(Перевод с сербского)
Всегда твердые, никогда не склонённые, перед бурями, как суровый дуб. Кто мог нас увидеть на коленях, и кому мы продали свою честь?
Драгутин Й. Ильич
Нет больше ни Ильича, ни их дома. Остался только просторный сад и в нём одно старое дерево ореха со склонёнными ветками.
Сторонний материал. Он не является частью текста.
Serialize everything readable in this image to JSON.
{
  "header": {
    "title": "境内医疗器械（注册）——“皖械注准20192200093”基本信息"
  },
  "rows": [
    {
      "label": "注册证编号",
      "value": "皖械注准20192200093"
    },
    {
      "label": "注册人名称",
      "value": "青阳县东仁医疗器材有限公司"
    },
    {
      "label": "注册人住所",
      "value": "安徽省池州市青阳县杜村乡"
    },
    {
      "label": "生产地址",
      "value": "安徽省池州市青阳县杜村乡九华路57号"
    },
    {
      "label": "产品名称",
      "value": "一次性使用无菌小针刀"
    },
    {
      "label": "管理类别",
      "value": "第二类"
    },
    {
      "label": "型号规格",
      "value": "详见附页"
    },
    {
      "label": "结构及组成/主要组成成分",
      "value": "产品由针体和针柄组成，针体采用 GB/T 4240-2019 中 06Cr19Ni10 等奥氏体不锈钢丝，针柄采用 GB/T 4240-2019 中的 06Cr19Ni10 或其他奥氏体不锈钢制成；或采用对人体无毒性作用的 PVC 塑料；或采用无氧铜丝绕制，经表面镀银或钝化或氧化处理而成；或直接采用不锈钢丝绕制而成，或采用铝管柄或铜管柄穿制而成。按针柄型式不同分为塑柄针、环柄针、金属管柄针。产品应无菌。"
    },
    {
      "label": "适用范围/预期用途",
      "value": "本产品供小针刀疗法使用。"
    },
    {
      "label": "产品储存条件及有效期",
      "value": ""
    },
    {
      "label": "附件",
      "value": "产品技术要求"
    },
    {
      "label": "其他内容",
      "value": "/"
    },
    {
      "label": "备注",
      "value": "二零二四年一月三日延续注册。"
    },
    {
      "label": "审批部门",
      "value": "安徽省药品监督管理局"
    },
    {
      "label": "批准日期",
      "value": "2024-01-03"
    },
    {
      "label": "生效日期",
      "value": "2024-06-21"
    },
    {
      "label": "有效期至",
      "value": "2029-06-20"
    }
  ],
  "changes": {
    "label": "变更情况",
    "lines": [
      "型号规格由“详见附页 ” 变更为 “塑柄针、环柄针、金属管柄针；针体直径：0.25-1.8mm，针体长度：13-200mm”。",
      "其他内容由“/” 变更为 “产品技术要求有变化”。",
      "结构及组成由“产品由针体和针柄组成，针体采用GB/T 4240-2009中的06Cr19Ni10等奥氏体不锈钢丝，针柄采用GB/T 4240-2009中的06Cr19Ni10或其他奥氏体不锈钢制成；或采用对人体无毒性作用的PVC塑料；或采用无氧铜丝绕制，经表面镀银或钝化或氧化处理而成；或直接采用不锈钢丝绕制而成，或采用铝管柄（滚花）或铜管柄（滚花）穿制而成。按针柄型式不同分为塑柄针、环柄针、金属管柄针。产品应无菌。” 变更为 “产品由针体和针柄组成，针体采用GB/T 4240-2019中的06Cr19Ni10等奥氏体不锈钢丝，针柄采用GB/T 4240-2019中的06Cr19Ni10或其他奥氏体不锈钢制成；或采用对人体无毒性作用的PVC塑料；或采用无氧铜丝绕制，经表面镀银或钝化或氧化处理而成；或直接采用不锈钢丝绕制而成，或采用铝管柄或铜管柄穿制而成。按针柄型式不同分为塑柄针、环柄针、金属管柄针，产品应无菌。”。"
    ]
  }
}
Этот орех, в чьей тени иногда собирались Ильичи и их друзья, стоит ещё и теперь, уединённый, с обломанными ветвями, как будто скорбит и говорит нам о наших писателях девятнадцатого века. Воин Пулевич
То был белостенный приземистый дом, каких так немало в Белграде. Там четверо юношей строгим отцом воспитаны подвига ради. В гостиной их – пол из медовых досок и над оттоманкой картины, ореховый стол и часов шепоток над полками книжного чина. А рядом – «Семь швабов», трактир, гомонил, где Якшич полотна развесил. И если сюда без гроша заходил поэт, то и сыт был, и весел. О Ильича дом! Ты – и хлеб мой, и соль, и кров пред житейской грозою. Здесь постную ел я на завтрак фасоль и вновь согревался душою. Здесь Янко и Лаза над кругом стола и Глишич, и Слемац, и Яша сдвигали стаканы и память жила о боли и доблести нашей. И длилась беседа – о всех новостях, о чести креста и о змее, о гнёте Босфорском, о жалких властях, о сербской бессмертной идее. И длилось под сенью садовых ветвей наследников Ильича пенье, и с мёртвой Тайиной шептался своей Воислав, наш сумрачный гений. Теперь там под ветром осенним листы тревоги полны и истомы. И убыло в сердце родной красоты – не стало заветного дома.
И только последний орех в том саду шуршит еле внятной молитвой, как страж тишины, провожатый в мечту, как в век девятнадцатый гид мой. О путник, у дома, которого нет, замри в благодатной печали. Узри на крыльце непогашенный свет икон. И ступай в свои дали.